Identification of points of tourist interest through social network data
DOI:
https://doi.org/10.5821/ctv.8755Keywords:
Social media, tourism, Big Data, urban spatial analysisAbstract
In most European cities, mass tourism is becoming a major industry, but the effects of the increasing visitor pressure are beginning to be negatively perceived by its inhabitants. Local authorities must implement policies that modulate these activities so they can coexist and become compatible with the daily life of the local population. However, these policies must take into consideration that tourist activity tends to concentrate in very specific areas, which must be clearly identified before implementing specific taxation schemes, or requiring the procurement of a mandatory license for certain activities. To clearly designate these areas, this research proposes using social media data to identify hot spots of visitor activity in Barcelona, as an emerging source of information for stakeholders in their decision-making process, using as a case of study more than 75,000 geotagged pictures collected the Panoramio picture sharing community through its Application Programming Interface.
This data-driven approach to urban analysis must address some of the issues of what some authors describe as “the 4 V’s of Big Data”: volume, variety, velocity, and veracity. In particular, this research is especially sensitive to two aspects (volume and veracity) that must to be addressed accordingly. In the case of its volume, the large number of locations made conventional spatial data analysis challenging, while in the case of veracity, the informal nature of the source data reduced the confidence on location precision. The methodology followed a principled approach based on spatial statistics, focusing on the spatial distribution of locations analyzed using kernel density estimation (KDE), with the bandwidth determined to identify general trends at the intended scale of analysis and reduce spatial noise.
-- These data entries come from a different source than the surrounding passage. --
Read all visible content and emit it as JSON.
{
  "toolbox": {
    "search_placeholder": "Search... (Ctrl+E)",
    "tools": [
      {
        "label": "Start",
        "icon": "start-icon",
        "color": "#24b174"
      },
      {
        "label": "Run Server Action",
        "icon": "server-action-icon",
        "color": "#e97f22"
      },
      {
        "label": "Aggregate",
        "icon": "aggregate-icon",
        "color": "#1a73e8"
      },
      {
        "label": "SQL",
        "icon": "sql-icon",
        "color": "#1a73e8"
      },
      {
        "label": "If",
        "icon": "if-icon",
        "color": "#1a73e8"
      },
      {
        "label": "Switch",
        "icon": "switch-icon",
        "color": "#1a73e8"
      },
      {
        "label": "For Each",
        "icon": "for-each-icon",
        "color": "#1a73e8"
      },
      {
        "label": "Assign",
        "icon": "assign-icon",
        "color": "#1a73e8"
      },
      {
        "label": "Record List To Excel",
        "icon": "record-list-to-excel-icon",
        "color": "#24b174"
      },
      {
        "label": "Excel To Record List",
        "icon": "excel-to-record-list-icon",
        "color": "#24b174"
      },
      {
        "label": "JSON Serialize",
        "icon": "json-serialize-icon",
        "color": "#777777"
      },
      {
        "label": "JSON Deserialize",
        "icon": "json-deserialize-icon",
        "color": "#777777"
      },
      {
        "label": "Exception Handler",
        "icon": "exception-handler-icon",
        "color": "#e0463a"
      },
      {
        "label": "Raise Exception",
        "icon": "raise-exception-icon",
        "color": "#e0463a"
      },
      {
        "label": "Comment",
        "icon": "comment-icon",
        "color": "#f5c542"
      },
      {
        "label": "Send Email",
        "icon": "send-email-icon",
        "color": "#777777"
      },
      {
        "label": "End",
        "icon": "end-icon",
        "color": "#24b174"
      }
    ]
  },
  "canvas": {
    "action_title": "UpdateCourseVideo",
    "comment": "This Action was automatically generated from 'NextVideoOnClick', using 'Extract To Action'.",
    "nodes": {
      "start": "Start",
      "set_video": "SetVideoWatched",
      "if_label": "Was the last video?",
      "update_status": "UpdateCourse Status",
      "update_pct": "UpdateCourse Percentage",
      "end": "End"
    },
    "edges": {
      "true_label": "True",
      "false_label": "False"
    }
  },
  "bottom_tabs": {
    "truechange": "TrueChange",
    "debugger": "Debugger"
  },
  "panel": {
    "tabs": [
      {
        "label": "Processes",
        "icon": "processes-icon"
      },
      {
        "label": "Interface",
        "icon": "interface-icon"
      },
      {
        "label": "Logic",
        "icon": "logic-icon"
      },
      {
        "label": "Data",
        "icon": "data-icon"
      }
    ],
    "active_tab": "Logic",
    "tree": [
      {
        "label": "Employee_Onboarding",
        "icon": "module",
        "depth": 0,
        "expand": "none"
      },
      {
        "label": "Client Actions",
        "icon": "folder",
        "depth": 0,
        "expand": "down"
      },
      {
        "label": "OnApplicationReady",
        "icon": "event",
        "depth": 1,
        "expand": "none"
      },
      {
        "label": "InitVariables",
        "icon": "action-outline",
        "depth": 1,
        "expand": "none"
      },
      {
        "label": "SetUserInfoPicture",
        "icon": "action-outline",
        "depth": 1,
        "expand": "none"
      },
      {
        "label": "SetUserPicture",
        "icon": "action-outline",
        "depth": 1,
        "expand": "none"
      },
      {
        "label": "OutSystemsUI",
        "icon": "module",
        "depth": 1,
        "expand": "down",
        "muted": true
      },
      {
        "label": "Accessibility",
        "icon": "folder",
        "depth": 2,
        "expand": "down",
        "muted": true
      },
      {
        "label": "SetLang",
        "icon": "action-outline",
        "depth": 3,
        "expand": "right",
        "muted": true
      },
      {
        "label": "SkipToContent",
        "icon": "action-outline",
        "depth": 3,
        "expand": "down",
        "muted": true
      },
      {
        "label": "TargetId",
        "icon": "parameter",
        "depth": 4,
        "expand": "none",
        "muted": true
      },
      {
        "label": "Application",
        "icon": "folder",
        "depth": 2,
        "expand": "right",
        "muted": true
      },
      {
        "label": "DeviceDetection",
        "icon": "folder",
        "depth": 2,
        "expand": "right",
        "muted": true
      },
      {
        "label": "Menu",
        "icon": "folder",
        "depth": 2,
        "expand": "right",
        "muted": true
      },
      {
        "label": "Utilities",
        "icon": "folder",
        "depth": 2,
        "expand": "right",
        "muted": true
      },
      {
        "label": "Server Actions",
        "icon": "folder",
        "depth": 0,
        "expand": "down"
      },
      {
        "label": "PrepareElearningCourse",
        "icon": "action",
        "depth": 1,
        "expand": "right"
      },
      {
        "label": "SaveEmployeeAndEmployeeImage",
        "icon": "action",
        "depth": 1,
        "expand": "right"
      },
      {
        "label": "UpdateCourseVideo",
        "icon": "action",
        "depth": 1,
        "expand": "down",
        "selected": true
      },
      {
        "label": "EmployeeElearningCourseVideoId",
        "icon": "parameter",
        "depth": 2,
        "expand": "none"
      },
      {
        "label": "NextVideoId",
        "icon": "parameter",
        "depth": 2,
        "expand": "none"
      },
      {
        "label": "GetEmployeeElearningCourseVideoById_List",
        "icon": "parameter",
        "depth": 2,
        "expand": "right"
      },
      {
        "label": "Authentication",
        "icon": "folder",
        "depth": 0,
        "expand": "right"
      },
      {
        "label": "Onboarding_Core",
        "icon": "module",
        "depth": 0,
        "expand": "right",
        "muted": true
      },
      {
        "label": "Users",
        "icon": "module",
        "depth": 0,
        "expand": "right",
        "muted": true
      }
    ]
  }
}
However, the analysis of the density of photographs in isolation ignores the spatial variation of the intensity of use within the city, since a greater concentration of photographs is expected in areas of elevated activity, ceteris paribus. The estimation of the level of activity was based on the inventory of businesses in the city of Barcelona, considering that it was a good indicator of the intensity of use in the different areas of the city, under the premise that a higher number of businesses is indicative increased pedestrian activity.
To analyze tourist attractiveness considering this spatial heterogeneity in the use of the city, the spatial distributions of photographs and street-level commercial activities (as an indirect indicator of intensity of use) were compared. To make both distributions equivalent, a methodology was developed to normalize the values obtained from the KDE, obtaining an indicator (relative attractiveness) robust regarding the resolution of discretization, the number of locations, and their spatial distribution. The differences between both standardized surfaces were classified on a divergent scale to identify and quantify the hot and cold spots of tourist activity, highlighting the areas of outstanding tourist pressure and also the “deserts” almost devoid of visitors.
The proposed approach proposes an emerging avenue of research in a traditionally data-scarce field of study, and suggests that social media is capable of becoming a valuable source of data in urban research. However, while this amount of data available is unprecedented, it also requires new analysis techniques as well as specific domain knowledge in the data collection, cleaning, analysis and visualization processes to successfully provide accurate and meaningful results.